Pinned between a Cricket Store and a Blackjack Pizza in a down-market mall on 75th Avenue and Sheridan Boulevard, tiny Sakana Sushi & Ramen is not what you’d expect from a suburban Japanese restaurant. Rather than decorating the space in the usual way, with bamboo, rice paper, black granite, and neon Kirin signs, chef-owners Kazu Fujiwara and Norika Kanaoka employed chic reclaimed wood, slate, and mismatched light fixtures.

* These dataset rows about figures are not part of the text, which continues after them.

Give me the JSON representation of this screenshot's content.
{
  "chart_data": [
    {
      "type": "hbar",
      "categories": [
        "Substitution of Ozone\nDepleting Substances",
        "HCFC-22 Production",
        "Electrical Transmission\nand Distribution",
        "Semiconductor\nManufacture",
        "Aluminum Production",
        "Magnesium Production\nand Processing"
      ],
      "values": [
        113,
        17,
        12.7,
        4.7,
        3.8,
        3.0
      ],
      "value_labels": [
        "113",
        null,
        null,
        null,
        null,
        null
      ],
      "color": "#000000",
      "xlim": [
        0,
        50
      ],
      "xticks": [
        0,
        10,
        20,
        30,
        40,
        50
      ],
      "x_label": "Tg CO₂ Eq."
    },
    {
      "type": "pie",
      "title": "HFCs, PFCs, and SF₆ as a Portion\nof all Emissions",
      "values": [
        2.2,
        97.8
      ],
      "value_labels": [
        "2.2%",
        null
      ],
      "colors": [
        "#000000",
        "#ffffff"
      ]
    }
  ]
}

Those delicate, slightly bohemian touches extend to the food: A house salad ($4) unexpectedly includes haricots verts and a handful of boutique greens; Fujiwara and Kanaoka have rethought the ramen as well. Instead of serving the deeply flavored miso ramen ($9), pictured, in the conventional way with pork that has been cooked to death to flavor the broth and then shredded back into the soup, the chefs carefully truss a small cylinder of pork butt, season it with soy and mirin, and roast it to an ideal tenderness. The warm pork slices then garnish the tangy-spicy soup, along with a pile of thinner-than-paper scallions.

Unlike ice-cream parlors or cafes that serve mostly soup, Sakana has wisely covered the bases when it comes to weather-appropriate food. On an unusually damp and chilly July evening, we noticed that no one was eating sushi and that every table was tucking into large bowls of hearty ramen.